Да мне бы в Москву поехать, папа, барышень столичных повидать, посмотреть, как они там и что без меня! Правильно ли они развиваются. В том ли направлении. Вот что меня сейчас беспокоит. Нехрен тебе пока в столице делать, сурово отрезал Потап. Вот подрасти еще немного, хотя бы до весны. Тогда я тебя и вывезу туда, а пока тут будь. Но папа, сказал Парис осторожно, я уже и так очень большой мальчик, ты внимательно посмотри на меня. Нечего мне на тебя смотреть! Максимум, что тебе светит, — Мытищи на Рождество!
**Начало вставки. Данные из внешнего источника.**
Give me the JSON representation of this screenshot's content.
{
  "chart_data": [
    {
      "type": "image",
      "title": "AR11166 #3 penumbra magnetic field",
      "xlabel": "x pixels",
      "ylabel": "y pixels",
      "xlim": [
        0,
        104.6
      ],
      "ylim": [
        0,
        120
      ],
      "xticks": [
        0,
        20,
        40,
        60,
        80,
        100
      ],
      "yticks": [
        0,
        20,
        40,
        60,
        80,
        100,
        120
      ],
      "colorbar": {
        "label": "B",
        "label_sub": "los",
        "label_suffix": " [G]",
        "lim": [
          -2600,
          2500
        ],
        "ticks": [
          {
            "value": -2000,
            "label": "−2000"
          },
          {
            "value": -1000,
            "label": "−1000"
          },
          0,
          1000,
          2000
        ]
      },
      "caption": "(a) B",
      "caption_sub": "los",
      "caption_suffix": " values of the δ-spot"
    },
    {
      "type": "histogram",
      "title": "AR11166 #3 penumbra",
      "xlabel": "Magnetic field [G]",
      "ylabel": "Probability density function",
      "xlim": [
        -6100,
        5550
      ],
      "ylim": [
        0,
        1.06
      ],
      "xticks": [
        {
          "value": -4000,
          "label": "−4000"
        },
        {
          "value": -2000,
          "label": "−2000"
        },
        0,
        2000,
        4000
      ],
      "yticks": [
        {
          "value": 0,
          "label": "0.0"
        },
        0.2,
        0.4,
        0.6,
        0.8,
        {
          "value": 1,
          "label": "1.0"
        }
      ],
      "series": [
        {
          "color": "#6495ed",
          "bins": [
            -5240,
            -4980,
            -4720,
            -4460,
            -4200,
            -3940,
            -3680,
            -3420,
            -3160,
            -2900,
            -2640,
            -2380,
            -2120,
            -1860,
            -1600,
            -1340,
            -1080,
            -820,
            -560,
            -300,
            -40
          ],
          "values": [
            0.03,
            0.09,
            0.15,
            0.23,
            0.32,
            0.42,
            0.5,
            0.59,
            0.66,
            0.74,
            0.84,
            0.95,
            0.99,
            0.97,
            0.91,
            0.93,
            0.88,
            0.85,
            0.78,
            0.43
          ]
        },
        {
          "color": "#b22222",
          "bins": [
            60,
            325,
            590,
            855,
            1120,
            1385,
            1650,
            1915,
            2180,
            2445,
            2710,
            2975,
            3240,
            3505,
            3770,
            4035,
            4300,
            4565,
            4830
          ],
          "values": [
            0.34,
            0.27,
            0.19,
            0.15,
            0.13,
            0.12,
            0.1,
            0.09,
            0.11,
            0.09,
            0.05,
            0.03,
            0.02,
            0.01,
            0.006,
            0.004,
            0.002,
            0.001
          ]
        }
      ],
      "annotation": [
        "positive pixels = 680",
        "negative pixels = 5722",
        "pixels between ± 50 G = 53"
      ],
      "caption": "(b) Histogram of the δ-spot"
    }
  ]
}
Ладно, сказал через какое-то время Парис, обдумав рассказ Потапа Абрамовича, ладно. Но как же ты их ешь после всего того, что ты мне рассказал?! Как же у тебя рот твой раскрывается, если ты заранее знаешь, что это животное, может быть, с Александром Невским Русь святую от монголо-татаров обороняло?! Что, может, этот хорек какой-нибудь с Пушкиным в Лицее учился! Пусть даже он и не князь Горчаков, а какой-нибудь там, я не знаю, Кюхельбекер?! Как же ты тогда их ешь?!
А! Вот теперь ты понял, сынок, всю тяжесть моего положения, всю дьявольскую двусмысленность власти на Руси! Не могу, сынок, есть, плачу, страдаю, стихи пишу проникновенные, интервью даю “Нью-Йорк Таймс” и “Дейли Телеграф”, но ем! Ради России, ради государственности! Ну и потом, тут еще одно соображение есть. Понимаешь, кое-кто из них, из животных, подходит ко мне и говорит: Потап Абрамович, ну не могу уже я, сил просто нет, устал быть в этом теле. Съешь ты меня, Христа ради, не мучай мою бессмертную душу! Может, говорит, хотя бы в следующем воплощении появлюсь на свет поближе к Садовому кольцу.